Si Mme B... rapporte que le mode d’attribution des astreintes de direction l’aurait pénalisée, il ressort des pièces du dossier que les astreintes pour l’année 2022 ont été validées par le précédent directeur général des services sans que cette répartition apparaisse inéquitable entre les membres de la direction générale, d’autant que Mme B... a pu déléguer certaines d’entre elles à un directeur de son département. Par ailleurs, son astreinte initialement prévue du 23 au 30 décembre 2022 a été permutée à sa demande avec celle du 30 décembre 2022 au 6 janvier 2023.
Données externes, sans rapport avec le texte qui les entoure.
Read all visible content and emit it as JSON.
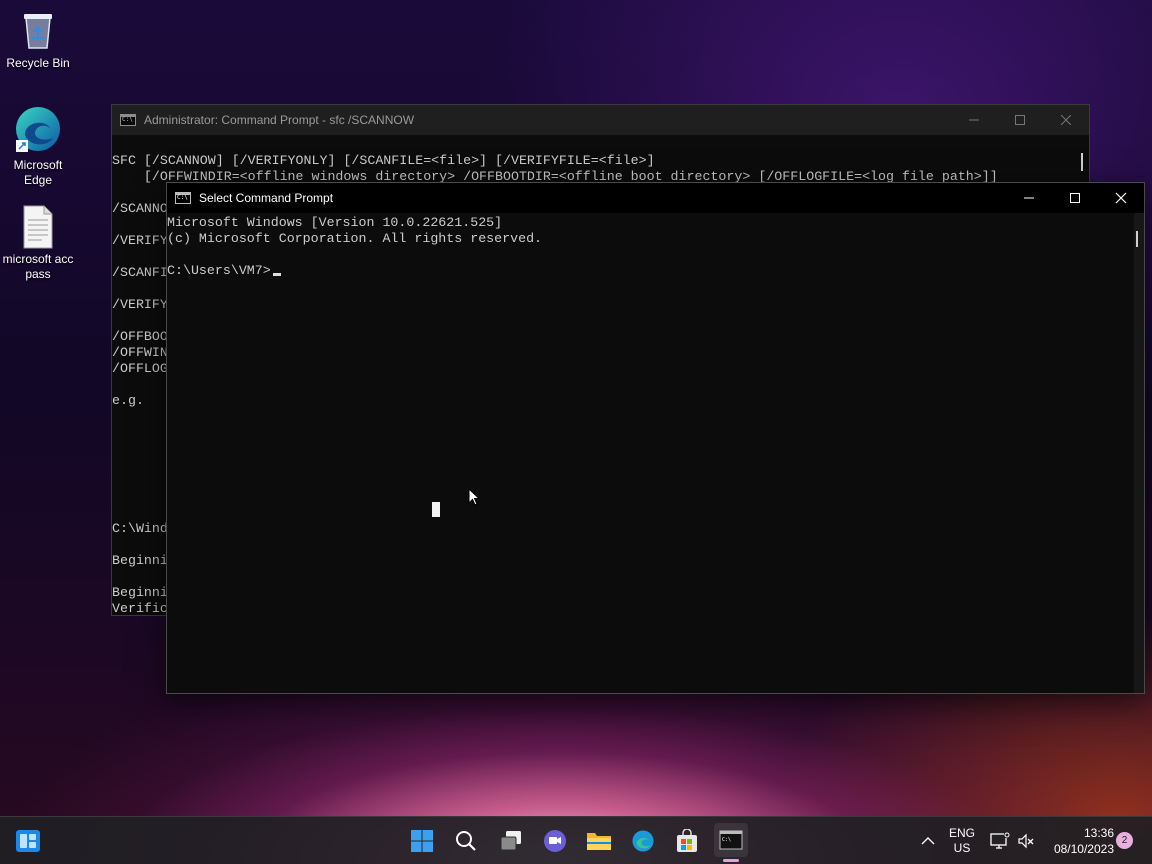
{
  "desktop": {
    "icons": [
      {
        "label": "Recycle Bin"
      },
      {
        "label": "Microsoft Edge"
      },
      {
        "label": "microsoft acc pass"
      }
    ]
  },
  "back_window": {
    "title": "Administrator: Command Prompt - sfc  /SCANNOW",
    "lines": [
      "SFC [/SCANNOW] [/VERIFYONLY] [/SCANFILE=<file>] [/VERIFYFILE=<file>]",
      "    [/OFFWINDIR=<offline windows directory> /OFFBOOTDIR=<offline boot directory> [/OFFLOGFILE=<log file path>]]",
      "",
      "/SCANNO",
      "",
      "/VERIFY",
      "",
      "/SCANFI",
      "",
      "/VERIFY",
      "",
      "/OFFBOO",
      "/OFFWIN",
      "/OFFLOG",
      "",
      "e.g.",
      "",
      "",
      "",
      "",
      "",
      "",
      "",
      "C:\\Wind",
      "",
      "Beginni",
      "",
      "Beginni",
      "Verific"
    ]
  },
  "front_window": {
    "title": "Select Command Prompt",
    "lines": [
      "Microsoft Windows [Version 10.0.22621.525]",
      "(c) Microsoft Corporation. All rights reserved.",
      "",
      "C:\\Users\\VM7>"
    ]
  },
  "tray": {
    "lang_top": "ENG",
    "lang_bottom": "US",
    "time": "13:36",
    "date": "08/10/2023",
    "notification_count": "2"
  },
  "taskbar_icons": [
    "start-icon",
    "search-icon",
    "task-view-icon",
    "chat-icon",
    "file-explorer-icon",
    "edge-icon",
    "store-icon",
    "terminal-icon"
  ],
  "colors": {
    "console_bg": "#0c0c0c",
    "console_fg": "#cccccc",
    "accent": "#0078d4"
  }
}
Mme B... fait valoir avoir été victime de reproches injustifiés et d’incidents vexatoires lors d’évènements internes et devant les partenaires ainsi que d’erreurs de gestion de sa déclaration d’accident de travail. Toutefois, à les supposer même établis, ces faits sont isolés et ne sauraient, à eux seuls, être regardés comme traduisant un agissement de harcèlement moral. La requérante critique également le climat délétère qu’entretiendrait la directrice générale des services entre les membres de la direction générale et à l’égard de ses collaborateurs, sans toutefois démontrer avoir été elle-même victime des agissements évoqués. Les attestations versées par la communauté urbaine Le Havre Seine Métropole témoignent de la convivialité entretenue par la directrice générale des services alors même que Mme B... participait activement au groupe de discussion privée des membres de la direction générale institué par la directrice générale des services. Dès lors, cette seule circonstance ne permet pas à elle seule de faire présumer l’existence d’un harcèlement moral.
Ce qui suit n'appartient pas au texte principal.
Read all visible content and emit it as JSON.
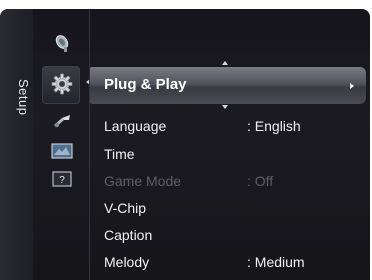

Enfin, Mme B... ne peut utilement se prévaloir des conditions de sa reprise le 2 mai 2023 à temps partiel thérapeutique, qui sont postérieures à sa demande de protection fonctionnelle, au titre des faits de harcèlement moral qu’elle estime avoir subis.
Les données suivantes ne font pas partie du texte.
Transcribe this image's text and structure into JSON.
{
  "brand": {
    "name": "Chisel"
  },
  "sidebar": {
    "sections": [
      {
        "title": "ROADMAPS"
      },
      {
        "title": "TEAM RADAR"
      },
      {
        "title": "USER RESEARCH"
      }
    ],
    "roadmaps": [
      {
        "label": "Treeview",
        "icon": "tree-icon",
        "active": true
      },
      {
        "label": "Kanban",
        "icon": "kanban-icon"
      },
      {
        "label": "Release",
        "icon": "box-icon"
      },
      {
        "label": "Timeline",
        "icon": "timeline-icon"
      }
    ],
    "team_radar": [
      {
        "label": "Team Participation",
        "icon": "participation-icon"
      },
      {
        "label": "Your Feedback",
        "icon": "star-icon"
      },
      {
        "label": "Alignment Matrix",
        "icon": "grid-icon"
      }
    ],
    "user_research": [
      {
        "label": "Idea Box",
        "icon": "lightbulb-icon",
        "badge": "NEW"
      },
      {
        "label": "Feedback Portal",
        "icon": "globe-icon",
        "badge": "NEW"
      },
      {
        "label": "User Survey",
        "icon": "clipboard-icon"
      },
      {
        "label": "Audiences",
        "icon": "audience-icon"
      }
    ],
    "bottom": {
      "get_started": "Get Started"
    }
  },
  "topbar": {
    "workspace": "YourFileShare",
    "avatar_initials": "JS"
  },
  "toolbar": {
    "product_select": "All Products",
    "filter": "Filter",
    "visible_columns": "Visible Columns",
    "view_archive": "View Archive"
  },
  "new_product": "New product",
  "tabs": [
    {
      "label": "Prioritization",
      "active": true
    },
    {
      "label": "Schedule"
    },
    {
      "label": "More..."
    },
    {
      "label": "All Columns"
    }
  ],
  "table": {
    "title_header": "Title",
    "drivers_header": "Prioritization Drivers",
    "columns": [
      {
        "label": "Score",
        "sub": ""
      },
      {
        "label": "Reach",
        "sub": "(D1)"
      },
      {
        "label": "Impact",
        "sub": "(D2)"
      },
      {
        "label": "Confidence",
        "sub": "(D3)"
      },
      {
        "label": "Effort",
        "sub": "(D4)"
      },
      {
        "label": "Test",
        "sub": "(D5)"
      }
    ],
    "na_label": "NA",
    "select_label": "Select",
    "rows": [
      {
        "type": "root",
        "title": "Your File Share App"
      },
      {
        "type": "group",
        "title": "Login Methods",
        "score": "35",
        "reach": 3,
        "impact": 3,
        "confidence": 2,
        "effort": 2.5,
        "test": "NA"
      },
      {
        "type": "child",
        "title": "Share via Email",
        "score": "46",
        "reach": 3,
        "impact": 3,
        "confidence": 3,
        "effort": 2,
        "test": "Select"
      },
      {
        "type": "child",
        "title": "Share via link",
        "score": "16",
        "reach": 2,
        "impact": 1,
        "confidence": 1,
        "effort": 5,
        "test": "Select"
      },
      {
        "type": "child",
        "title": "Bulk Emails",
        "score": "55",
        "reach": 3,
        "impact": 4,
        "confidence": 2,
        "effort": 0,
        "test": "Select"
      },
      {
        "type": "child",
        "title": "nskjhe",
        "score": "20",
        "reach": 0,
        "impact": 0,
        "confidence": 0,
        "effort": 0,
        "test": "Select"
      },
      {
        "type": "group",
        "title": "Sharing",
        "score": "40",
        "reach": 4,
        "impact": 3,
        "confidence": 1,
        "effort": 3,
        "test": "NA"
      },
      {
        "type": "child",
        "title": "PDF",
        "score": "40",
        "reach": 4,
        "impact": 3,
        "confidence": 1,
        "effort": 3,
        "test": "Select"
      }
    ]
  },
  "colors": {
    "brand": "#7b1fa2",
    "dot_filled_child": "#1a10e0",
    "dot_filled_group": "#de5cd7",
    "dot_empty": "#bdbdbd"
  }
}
Il résulte de tout ce qui précède que les faits énoncés par la requérante, pris ensemble ou séparément, s’ils laissent transparaître une dégradation des relations entre Mme B... et la directrice générale des services ainsi qu’une communication des informations perfectible, ne peuvent toutefois être regardés comme soumettant au juge des éléments de fait susceptibles de faire présumer l’existence d’agissements constitutifs de harcèlement moral à son encontre par sa hiérarchie. Par conséquent, Mme B... n’est pas fondée à soutenir qu’elle a été victime d’une situation de harcèlement ni, par suite, que la décision attaquée lui refusant le bénéfice de la protection fonctionnelle fondée sur de tels faits de harcèlement est entachée à ce titre d’une erreur d’appréciation au regard les dispositions des L. 133-2 et L. 133-3 du code général de la fonction publique, ni d’une erreur de faits.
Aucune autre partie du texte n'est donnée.